Le remaniement de jeudi marque clairement la reprise en main de François Hollande et l'affaiblissement de Manuel Valls. L'éjection de Fleur Pellerin du ministère de la Culture incarne le bras de fer politique discret, mais viril entre l’Elysée et Matignon. L'ancienne conseillère de campagne du président de la République est une amie de Manuel Valls, avec qui elle a passé le réveillon du 31 décembre. Elle est limogée alors même qu’elle défend sa loi culture au Parlement. Son éviction sert à la promotion d'Audrey Azoulay, conseillère et protégée du chef de l'Etat.
L'autorité de Manuel Valls bafouée. Autre symbole : les écologistes, que Manuel Valls a fait fuir et que François Hollande fait revenir. Le chef de l'Etat leur offre la remise en cause de Notre-Dame-des-Landes via une consultation citoyenne. L'autorité de Manuel Valls, qui voulait rester ferme sur le projet d'aéroport, est bafouée. Et puis, le prédécesseur de Manuel Valls à Matignon, Jean-Marc Ayrault, devient numéro deux du gouvernement à la tête du ministère des Affaires étrangères. Il se trouvera à la droite de François Hollande au conseil des ministres et restera en ligne directe avec le Président, signe que les Affaires étrangères échappent à Matignon.
Un besoin permanent d'en découdre. Avec ce tour de vis, François Hollande veut élargir sa majorité, mais que reproche-t-il à Manuel Valls ? Le chef du gouvernement est loyal et il est d’ailleurs toujours en poste. Il a, aux yeux du chef de l'Etat, un défaut majeur : il divise plus qu’il ne rassemble.
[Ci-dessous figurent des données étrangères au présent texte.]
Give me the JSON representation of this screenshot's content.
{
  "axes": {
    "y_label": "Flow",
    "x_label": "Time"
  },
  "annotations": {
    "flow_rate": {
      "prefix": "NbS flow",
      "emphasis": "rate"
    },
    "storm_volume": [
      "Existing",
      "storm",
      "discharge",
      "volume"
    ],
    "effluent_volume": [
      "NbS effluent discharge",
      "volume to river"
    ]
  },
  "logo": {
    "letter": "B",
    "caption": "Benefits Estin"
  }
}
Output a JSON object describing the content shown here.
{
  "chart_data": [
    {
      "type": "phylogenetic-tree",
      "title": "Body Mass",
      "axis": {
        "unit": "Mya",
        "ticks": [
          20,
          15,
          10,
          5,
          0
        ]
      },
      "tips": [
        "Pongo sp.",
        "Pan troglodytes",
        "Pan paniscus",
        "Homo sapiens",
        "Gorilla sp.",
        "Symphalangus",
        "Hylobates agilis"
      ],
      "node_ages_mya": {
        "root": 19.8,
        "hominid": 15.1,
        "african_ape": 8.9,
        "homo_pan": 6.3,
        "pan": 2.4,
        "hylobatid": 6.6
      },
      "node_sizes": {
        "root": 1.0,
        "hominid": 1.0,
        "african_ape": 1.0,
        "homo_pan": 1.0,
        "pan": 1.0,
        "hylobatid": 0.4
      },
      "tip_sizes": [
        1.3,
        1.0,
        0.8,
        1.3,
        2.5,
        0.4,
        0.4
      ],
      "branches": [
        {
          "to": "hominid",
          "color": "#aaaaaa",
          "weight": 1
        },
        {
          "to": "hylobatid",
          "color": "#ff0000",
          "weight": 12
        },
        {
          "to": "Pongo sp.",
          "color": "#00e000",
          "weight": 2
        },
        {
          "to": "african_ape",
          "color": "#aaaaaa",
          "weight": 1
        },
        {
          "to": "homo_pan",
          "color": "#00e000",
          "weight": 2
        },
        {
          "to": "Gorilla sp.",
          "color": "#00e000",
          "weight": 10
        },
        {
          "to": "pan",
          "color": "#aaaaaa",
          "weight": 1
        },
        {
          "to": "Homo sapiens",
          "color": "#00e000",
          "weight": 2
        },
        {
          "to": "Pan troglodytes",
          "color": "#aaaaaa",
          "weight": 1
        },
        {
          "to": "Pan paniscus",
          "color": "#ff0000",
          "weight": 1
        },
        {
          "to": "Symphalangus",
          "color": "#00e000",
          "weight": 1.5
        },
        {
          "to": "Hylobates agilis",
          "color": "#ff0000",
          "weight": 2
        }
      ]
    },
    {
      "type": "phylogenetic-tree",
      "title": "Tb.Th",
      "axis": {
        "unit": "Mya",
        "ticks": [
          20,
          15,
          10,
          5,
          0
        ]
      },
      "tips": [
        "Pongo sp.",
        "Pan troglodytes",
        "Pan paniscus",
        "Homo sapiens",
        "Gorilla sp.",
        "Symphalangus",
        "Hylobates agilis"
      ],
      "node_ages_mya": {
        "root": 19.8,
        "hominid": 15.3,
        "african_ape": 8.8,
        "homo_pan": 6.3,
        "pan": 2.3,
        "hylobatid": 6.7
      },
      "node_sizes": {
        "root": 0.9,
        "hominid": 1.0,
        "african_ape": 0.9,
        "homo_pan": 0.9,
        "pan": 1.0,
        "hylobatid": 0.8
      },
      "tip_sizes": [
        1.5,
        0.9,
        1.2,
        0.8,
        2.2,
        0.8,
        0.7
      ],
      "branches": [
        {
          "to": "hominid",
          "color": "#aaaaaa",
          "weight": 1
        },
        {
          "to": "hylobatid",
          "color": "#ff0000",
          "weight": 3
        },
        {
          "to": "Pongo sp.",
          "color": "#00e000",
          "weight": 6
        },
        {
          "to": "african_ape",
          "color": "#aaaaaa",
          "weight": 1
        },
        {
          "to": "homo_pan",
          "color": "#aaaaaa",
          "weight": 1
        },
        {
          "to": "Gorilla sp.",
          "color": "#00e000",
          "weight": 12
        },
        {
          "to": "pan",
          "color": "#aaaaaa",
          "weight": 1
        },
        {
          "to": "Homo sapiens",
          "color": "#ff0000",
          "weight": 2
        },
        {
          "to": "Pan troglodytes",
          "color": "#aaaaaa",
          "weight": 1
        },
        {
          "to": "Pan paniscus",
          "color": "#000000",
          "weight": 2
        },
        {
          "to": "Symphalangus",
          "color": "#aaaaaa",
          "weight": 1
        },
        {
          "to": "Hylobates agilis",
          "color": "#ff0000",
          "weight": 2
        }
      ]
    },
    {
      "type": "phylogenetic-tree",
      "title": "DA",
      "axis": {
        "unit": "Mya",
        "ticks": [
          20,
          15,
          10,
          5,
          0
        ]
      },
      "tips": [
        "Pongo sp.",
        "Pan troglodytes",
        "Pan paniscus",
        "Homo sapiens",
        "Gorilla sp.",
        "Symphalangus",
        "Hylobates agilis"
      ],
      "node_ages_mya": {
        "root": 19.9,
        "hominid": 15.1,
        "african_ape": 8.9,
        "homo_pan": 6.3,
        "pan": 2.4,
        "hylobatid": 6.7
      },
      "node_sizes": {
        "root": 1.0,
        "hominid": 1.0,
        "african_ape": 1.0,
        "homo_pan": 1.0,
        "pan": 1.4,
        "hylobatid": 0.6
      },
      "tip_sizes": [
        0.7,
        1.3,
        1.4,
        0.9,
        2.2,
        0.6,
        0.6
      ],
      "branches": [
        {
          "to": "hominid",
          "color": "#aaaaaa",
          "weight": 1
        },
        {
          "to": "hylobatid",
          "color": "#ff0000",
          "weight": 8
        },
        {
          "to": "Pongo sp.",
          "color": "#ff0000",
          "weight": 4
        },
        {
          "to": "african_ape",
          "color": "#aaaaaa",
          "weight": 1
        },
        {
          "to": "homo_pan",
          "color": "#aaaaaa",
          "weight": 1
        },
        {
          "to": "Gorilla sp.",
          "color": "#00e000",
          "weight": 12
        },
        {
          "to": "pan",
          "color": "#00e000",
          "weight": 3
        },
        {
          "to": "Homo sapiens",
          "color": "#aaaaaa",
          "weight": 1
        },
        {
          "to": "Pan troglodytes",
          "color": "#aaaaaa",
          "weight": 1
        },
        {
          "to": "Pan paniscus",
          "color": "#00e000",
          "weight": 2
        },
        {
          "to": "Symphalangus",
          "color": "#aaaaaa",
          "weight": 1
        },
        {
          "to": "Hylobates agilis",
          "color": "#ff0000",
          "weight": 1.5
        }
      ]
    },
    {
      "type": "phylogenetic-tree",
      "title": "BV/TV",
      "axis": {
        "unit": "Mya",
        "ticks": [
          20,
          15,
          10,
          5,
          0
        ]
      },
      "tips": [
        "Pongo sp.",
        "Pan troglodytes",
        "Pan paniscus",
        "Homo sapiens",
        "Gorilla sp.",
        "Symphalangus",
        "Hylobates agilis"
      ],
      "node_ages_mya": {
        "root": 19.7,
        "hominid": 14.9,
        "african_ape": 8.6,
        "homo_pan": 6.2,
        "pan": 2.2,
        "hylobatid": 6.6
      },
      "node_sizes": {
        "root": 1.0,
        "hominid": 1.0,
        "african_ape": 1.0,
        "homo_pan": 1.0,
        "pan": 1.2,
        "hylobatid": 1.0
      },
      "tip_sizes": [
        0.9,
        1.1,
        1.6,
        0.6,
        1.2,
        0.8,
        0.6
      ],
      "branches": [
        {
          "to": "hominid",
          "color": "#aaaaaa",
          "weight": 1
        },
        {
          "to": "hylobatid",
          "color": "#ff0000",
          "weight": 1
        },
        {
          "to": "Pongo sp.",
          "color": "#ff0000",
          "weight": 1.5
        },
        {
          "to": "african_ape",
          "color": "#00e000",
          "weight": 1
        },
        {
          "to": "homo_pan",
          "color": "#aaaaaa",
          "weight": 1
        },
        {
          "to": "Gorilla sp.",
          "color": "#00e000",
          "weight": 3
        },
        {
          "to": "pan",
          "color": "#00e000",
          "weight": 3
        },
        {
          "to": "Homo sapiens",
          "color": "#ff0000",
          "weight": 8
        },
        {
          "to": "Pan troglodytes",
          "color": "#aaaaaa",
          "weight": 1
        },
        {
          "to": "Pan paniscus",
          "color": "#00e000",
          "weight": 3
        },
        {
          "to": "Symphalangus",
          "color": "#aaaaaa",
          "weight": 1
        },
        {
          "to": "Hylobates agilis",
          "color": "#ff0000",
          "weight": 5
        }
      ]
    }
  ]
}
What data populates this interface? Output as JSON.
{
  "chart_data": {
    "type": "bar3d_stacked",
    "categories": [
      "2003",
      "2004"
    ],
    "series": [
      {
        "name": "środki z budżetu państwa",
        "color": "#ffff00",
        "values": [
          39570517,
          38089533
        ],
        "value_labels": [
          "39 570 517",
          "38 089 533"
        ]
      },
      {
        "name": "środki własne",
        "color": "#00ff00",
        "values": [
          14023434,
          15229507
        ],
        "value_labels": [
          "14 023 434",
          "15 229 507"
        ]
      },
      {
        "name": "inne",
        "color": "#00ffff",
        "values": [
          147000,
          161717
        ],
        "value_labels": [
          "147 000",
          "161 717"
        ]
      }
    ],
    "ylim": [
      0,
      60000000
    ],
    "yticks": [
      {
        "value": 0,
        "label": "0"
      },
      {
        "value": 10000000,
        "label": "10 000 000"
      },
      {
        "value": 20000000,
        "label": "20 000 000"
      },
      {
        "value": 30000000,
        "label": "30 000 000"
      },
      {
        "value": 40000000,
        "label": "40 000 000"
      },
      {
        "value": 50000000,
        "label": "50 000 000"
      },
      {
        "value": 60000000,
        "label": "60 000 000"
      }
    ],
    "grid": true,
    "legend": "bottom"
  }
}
Quand Christiane Taubira a quitté le gouvernement en disant "Résister, c’est savoir partir", Manuel Valls n'a pu s’empêcher de lui répondre "Résister, c’est affronter la réalité". Le président de la République reproche à son Premier ministre ses rapports de force permanents et cette irrésistible besoin d’en découdre. "Il faut faire attention aux rapports humains", répète souvent le chef de l'Etat en privé.
Valls privé de discours de politique générale. C’est parce qu’il a besoin de rassembler, d’apaiser, que François Hollande a tenu son Premier ministre à distance du remaniement, en le privant d’un discours de politique générale. Un remaniement de cette ampleur induit traditionnellement la démission du gouvernement et la nomination d’un nouveau Premier ministre, qui doit prononcer un discours pour asseoir son autorité au Parlement. L’Elysée a choisi une procédure simplifiée et c’est le Président en personne qui a pris soin d'expliquer le sens de ce remaniement aux Français, le jour même, à la télévision.
Un attelage à surveiller de près. Un gouvernement large, avec un Premier ministre un peu en retrait : comment va tenir cet attelage ? Il y a deux Premiers ministres - l’ancien et celui qui a eu sa tête - qui se détestent cordialement, tandis que le ministre de l'Economie, Emmanuel Macron, un protégé du Président, est biffé régulièrement par Manuel Valls. De son côté, Ségolène Royal est déçue de ne pas avoir eu le quai d’Orsay, sans oublier une kyrielle de secrétaires d’Etat inexpérimentés. François Hollande va devoir tenir les rênes serrés pour éviter les couacs.